Bütün her şey bizde var. Bizim yazdığımız ve okuduğumuz kitapta. Gerisini
görmez ama yine da onlar kara yobazdır nerede ne yapacaklarını bilmezler at
gözlükleriyle. Hem Müslüman mazlumdur. Hep itilir bilmez öyle laflar etmesini
ki dirensin (!)
“Ve müslüman asla sabah beş yatsı
on çalışan vazifeli bir memur değildir. Müslüman, yaşamına inanan ve inancını
yaşayan ölümlü bir insandır.” Diye direnir kız her cümlenin hakkını vererek
nefes aralarında. “Mesela bir memur gittiği her yerde vazifesini yapmaz.
Memuriyeti yalnızca mesai saati içindedir.”
Sınıf, adamın gelmişini geçmişini
sayıyordu içinden.
“Bir ki üç”;
Fakat müslümanın mesaisi kalu beladan başlar;
“Sıfır”
Verdiği söz ancak ölümüyle tamamlanır. Ve
insan nasıl yaşarsa öyle tamamlanacaktır.
Adam alt olduğu hissederken bir
kez daha inkar eder saygınlığı üstüne; burası üniversite tabi herkes kendi
görüşünü söylemeli, derken tersine dönüyordu tüm bildikleri.
Dünya, çocukluğunda duyduklarının
hep tam tersidir aslında. Bu dünya da yarım bıraktığın her şey seni arkandan
ağlatacaktır. Şimdi ağlayıp sızlanmadığın her günahın ve secdeden esirgediğin
her anın yetim bir çocuğun gözü önündeki donatılmış sofradan esirgemiş gibi
olacaktır.
Kızın söylediklerinin gerçeklik
payı örtüsüne hayranlığını bir kat daha artırsa da kızın edebiyle gizlediği o
bakışları arasında gizler kibrini.
Ve sonunda ders biter,
sınıf dağılır,
hoca bakar,
kız susar.
Fakat ne zaman her şeyi geriye
almak, ait olduğun yere döndürmek istersen o zaman taşı gediğene oturtup o yola
yetiştirileceksin. Bu yol ki bir rıza dışına çıkılmayan ve bu öyle bir
çıkılmayan yol ki seni tüm yollardan koruyandır.

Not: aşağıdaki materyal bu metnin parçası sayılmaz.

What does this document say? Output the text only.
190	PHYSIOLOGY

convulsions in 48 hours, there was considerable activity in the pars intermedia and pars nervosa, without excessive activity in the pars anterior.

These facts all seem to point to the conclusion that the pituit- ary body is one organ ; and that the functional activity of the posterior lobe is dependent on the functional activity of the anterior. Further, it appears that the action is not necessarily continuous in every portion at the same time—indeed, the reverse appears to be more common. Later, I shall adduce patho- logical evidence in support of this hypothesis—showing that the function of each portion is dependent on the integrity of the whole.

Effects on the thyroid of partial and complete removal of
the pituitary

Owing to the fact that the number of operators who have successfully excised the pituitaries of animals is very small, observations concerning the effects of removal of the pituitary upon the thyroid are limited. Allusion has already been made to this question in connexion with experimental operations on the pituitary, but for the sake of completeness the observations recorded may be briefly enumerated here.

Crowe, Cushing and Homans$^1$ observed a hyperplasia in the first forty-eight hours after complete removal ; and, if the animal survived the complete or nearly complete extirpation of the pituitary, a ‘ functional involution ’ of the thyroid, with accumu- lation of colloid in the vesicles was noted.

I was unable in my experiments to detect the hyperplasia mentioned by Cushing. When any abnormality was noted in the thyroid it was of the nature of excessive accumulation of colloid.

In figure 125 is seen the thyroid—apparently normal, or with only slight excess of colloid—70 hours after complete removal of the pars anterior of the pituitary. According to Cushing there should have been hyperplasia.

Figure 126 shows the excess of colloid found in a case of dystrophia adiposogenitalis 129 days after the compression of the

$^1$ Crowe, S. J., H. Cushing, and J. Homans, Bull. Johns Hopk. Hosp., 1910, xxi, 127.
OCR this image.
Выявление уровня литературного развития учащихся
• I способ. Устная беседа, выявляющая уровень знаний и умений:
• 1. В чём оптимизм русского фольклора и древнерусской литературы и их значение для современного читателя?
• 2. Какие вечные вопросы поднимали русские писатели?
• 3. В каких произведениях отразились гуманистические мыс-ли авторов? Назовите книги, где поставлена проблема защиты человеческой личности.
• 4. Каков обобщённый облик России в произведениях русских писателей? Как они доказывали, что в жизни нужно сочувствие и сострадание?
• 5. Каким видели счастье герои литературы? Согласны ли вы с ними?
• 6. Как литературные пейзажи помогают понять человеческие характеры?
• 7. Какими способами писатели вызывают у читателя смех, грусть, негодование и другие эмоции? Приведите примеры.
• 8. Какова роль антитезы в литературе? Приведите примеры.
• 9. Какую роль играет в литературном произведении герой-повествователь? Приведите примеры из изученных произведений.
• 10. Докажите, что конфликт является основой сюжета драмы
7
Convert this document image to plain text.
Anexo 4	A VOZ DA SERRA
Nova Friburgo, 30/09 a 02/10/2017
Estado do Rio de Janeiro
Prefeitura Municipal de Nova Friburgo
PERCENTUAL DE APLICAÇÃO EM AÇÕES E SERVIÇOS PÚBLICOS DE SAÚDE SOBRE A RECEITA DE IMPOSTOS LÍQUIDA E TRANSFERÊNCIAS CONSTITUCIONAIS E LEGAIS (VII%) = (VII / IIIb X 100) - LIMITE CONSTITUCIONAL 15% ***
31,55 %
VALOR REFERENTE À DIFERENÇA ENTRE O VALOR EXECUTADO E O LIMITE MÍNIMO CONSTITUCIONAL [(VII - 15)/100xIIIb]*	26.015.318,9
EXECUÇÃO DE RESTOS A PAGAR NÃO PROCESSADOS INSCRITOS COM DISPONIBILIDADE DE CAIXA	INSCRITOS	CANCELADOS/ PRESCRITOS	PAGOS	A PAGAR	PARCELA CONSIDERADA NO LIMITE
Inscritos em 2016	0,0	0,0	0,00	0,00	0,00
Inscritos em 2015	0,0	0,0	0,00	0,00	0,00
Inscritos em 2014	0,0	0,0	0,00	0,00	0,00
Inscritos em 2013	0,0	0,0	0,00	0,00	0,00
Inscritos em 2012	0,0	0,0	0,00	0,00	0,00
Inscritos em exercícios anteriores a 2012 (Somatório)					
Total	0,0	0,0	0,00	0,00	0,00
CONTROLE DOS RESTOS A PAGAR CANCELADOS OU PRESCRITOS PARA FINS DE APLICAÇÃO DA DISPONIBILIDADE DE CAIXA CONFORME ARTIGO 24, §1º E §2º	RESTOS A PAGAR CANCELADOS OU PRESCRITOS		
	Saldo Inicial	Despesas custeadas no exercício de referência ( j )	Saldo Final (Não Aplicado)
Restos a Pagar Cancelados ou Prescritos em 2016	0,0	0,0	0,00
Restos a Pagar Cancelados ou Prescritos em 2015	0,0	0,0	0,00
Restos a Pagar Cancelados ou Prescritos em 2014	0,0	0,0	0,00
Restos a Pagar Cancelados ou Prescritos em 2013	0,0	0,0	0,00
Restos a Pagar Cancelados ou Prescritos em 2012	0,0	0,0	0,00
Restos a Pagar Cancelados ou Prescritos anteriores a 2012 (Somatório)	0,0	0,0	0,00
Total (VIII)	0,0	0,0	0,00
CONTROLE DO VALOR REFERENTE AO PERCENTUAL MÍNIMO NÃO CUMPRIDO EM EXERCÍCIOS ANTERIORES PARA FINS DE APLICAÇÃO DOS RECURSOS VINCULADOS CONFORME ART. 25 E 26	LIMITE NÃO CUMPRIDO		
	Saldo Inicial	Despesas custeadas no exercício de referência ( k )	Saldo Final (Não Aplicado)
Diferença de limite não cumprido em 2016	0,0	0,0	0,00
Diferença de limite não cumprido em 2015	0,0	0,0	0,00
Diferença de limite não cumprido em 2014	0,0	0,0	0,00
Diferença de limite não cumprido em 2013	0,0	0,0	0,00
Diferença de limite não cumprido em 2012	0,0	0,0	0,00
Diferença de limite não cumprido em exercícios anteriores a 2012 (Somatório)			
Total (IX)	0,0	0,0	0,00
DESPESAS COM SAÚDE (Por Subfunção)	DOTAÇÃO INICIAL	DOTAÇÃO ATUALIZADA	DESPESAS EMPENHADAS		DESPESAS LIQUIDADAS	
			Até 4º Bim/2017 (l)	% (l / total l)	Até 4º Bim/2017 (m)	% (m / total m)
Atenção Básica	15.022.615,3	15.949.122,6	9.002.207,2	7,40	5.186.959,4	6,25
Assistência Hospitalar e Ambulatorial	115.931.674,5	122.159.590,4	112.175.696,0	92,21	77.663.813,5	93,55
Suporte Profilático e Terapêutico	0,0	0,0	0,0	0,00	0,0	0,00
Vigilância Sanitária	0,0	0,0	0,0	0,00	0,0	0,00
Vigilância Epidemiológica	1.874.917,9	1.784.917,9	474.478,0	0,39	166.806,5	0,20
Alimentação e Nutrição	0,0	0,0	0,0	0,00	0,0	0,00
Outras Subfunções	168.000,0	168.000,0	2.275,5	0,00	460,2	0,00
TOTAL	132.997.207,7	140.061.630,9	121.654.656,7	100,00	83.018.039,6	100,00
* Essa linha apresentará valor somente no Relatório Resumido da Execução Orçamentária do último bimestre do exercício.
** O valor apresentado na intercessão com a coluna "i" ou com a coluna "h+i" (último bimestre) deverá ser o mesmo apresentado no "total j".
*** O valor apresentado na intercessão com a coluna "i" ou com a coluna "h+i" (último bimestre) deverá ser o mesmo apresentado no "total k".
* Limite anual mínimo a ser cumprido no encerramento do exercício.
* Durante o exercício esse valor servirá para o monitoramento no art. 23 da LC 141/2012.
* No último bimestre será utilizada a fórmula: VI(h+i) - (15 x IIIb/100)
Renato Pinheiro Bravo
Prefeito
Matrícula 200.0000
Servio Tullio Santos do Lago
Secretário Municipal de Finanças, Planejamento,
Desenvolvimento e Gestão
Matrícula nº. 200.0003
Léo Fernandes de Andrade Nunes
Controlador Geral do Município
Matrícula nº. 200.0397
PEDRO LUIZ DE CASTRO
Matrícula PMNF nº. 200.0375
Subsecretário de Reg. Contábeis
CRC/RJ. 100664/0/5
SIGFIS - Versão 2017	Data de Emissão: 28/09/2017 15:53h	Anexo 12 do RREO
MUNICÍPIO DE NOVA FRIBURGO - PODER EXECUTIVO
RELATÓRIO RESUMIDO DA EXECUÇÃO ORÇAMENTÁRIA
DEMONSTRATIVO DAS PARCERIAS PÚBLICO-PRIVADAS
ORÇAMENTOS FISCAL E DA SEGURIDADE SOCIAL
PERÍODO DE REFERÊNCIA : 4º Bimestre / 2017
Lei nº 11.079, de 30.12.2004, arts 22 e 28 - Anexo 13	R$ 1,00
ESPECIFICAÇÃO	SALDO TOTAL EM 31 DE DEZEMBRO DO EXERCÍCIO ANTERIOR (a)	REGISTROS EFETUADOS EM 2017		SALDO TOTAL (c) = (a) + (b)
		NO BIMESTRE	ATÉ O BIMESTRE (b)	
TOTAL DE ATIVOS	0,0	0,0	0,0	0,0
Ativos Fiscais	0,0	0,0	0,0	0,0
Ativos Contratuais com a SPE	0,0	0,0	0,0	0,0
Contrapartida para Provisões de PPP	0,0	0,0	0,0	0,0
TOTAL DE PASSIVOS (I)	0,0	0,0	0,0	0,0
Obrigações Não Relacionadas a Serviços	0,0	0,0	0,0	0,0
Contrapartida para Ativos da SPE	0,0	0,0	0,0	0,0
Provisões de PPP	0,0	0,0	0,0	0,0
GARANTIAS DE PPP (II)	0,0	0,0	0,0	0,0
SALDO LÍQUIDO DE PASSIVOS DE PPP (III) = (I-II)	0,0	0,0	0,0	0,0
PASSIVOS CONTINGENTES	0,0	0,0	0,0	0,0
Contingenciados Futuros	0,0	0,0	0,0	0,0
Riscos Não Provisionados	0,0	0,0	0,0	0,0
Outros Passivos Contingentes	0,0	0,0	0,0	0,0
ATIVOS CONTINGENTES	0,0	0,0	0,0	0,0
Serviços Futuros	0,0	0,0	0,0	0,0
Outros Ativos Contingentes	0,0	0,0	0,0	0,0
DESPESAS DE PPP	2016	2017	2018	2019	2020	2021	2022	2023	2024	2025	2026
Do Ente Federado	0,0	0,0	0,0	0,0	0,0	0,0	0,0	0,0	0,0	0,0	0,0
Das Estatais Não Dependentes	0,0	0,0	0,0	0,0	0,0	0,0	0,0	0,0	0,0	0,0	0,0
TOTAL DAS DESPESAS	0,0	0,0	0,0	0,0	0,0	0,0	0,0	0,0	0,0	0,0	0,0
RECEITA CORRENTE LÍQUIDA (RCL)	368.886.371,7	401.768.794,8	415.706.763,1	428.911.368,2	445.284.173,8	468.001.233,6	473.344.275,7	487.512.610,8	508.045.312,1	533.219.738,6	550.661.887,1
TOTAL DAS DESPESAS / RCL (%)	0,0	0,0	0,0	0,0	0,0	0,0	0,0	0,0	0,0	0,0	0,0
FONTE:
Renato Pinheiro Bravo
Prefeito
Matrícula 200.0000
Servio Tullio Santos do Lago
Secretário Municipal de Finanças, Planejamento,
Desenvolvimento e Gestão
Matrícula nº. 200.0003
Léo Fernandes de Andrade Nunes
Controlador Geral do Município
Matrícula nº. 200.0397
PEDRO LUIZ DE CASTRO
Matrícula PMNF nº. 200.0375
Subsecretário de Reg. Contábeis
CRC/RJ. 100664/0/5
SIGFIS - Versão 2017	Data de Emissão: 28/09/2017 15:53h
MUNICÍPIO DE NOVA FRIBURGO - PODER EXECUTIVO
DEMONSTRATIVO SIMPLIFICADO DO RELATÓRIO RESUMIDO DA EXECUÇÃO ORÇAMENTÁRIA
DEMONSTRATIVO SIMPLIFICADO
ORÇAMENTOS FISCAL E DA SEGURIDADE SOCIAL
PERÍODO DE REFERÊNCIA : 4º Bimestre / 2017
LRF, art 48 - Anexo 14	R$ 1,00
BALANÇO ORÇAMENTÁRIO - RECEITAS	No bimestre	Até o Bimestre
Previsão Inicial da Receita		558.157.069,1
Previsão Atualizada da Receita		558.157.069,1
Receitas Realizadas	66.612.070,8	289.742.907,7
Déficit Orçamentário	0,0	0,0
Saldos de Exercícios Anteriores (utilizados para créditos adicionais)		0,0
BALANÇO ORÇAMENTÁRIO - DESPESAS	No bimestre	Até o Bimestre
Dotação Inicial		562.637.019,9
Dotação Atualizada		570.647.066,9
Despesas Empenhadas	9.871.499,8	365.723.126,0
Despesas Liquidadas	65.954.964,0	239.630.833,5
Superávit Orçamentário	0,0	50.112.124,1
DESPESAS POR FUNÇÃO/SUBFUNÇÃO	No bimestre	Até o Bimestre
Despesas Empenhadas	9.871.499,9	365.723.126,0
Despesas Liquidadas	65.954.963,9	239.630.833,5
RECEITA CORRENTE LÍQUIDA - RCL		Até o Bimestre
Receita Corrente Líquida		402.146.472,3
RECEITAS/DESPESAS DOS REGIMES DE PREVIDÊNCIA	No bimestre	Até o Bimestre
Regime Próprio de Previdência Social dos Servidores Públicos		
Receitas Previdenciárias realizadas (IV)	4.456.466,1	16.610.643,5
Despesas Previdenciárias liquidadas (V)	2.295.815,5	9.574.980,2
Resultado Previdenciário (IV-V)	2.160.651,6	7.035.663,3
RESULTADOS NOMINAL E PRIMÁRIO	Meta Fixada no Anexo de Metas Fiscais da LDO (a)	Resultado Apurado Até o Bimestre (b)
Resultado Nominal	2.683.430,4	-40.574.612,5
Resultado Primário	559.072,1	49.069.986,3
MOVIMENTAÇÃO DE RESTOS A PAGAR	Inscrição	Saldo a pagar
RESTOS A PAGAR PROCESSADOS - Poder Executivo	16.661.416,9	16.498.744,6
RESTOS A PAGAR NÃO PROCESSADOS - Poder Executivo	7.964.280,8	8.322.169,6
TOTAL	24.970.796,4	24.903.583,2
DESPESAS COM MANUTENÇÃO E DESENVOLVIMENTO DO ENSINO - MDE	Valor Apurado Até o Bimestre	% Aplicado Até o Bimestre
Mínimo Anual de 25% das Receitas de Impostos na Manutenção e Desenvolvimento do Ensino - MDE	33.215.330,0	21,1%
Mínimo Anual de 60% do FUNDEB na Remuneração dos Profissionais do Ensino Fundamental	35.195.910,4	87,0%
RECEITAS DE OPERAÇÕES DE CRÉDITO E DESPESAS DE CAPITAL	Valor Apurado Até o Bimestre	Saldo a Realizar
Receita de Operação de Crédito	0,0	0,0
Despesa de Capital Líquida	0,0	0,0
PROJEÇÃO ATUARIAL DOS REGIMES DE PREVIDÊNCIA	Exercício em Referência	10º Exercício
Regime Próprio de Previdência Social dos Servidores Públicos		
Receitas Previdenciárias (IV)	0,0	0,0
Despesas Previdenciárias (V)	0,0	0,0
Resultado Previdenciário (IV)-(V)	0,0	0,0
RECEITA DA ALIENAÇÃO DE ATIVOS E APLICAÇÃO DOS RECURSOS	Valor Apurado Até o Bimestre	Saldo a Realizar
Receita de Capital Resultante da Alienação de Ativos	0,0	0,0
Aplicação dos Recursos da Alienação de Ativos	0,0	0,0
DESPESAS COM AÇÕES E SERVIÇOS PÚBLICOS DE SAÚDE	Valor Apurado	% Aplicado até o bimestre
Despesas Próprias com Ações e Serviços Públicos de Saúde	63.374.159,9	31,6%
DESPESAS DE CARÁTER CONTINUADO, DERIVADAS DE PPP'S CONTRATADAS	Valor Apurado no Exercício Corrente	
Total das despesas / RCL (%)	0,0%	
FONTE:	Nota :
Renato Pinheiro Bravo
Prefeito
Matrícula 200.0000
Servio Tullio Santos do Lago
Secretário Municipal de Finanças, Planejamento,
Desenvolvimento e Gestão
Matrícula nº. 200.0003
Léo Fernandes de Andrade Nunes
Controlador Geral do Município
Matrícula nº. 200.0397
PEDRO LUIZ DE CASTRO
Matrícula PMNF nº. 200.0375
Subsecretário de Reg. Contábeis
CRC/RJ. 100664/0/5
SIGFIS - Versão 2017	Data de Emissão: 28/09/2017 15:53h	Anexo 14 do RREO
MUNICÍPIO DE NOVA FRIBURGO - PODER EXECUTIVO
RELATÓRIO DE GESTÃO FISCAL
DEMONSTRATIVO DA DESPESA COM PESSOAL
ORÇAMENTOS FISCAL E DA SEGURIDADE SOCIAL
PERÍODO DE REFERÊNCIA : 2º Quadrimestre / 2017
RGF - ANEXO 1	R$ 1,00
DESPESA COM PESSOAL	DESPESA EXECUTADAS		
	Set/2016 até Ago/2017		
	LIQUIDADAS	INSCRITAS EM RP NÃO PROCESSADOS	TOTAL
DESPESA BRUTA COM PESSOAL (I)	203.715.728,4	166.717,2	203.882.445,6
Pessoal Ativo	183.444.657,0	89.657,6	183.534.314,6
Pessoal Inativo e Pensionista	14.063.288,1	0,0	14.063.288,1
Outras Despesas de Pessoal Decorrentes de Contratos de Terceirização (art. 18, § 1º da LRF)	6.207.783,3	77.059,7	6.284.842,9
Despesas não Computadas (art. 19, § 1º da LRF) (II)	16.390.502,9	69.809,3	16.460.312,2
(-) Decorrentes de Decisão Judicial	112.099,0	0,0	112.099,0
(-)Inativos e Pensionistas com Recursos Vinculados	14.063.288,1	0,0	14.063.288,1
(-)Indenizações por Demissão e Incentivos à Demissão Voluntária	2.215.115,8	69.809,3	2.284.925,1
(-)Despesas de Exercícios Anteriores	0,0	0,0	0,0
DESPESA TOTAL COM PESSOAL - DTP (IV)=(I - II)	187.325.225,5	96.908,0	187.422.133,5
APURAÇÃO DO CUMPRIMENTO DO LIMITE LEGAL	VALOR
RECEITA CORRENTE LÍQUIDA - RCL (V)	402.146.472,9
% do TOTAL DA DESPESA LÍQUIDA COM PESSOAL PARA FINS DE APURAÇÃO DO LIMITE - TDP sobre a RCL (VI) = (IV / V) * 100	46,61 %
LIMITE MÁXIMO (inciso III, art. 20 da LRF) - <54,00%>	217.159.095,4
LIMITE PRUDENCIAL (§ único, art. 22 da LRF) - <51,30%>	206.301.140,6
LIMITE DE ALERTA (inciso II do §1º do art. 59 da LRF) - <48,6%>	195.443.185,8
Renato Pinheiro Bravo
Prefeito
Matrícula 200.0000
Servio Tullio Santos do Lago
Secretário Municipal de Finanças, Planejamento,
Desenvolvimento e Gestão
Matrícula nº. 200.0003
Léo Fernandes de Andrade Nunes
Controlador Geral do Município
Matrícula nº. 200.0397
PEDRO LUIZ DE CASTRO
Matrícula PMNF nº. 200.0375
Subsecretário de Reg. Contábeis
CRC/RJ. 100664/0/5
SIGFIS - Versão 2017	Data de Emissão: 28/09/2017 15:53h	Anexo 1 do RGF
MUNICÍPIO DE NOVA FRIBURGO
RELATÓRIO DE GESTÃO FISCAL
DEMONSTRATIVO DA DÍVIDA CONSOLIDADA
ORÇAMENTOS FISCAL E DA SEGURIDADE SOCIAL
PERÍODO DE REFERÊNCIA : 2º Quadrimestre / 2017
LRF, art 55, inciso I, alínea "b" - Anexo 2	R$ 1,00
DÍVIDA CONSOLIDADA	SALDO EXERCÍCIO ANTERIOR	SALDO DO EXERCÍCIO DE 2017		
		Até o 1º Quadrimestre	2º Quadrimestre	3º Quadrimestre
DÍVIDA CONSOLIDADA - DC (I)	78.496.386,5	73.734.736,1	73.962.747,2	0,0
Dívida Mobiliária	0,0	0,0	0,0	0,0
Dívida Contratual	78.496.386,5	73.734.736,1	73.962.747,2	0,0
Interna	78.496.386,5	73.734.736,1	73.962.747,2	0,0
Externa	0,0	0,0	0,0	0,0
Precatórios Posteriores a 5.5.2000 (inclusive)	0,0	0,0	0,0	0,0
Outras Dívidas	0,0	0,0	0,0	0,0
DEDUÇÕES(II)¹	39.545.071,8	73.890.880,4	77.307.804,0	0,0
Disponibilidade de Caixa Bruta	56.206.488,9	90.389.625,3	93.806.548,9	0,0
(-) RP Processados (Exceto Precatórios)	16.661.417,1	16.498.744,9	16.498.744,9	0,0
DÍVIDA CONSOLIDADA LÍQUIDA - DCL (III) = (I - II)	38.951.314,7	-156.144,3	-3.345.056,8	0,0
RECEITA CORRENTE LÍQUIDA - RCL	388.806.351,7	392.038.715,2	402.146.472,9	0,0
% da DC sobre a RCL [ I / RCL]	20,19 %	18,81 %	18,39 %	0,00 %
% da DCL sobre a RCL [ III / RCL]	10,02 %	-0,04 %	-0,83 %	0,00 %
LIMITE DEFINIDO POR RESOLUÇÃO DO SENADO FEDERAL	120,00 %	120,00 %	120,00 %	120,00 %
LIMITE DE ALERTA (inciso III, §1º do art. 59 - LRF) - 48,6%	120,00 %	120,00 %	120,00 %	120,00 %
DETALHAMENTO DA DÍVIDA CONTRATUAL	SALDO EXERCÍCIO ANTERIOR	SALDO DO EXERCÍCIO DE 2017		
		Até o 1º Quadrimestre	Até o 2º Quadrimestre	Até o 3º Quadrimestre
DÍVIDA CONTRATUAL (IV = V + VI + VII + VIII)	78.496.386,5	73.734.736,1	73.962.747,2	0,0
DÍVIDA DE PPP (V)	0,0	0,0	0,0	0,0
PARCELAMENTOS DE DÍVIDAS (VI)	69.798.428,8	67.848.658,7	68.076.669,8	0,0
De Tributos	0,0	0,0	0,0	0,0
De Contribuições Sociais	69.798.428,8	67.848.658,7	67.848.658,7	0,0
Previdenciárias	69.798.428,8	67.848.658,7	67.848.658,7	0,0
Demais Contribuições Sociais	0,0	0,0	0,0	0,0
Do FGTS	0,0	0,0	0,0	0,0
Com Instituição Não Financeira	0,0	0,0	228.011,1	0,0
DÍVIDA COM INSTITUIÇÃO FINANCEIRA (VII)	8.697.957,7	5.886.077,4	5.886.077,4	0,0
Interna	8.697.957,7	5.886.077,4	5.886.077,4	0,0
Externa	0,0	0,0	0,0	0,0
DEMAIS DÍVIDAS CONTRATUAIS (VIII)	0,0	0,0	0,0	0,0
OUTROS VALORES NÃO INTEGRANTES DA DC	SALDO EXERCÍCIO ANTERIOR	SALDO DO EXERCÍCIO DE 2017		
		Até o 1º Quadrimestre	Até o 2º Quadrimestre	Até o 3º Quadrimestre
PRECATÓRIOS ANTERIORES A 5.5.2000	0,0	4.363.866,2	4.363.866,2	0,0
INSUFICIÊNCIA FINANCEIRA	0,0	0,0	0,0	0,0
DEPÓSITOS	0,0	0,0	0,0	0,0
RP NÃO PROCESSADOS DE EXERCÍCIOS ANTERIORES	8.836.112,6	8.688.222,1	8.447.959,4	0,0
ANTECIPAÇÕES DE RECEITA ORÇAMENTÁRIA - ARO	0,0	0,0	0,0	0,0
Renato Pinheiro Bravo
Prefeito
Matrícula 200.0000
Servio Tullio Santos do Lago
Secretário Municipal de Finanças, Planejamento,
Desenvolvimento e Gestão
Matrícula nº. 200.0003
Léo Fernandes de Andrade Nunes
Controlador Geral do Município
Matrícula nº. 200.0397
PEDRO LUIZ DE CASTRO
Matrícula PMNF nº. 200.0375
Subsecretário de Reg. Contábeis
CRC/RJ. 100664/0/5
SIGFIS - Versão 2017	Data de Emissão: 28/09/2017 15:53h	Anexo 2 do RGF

Yanlış yoldayım demek doğru
bildiklerinin üstüne asfalt dökmek kadar zordur. Bir hoca kalın kitaplar içinde
bulduğu önyargılarını kolay aşamaz belki ama bir öğrenci okuduğu tek kitaptan
sonra bütün tağutları yıkacak bir imana sahip olabilir.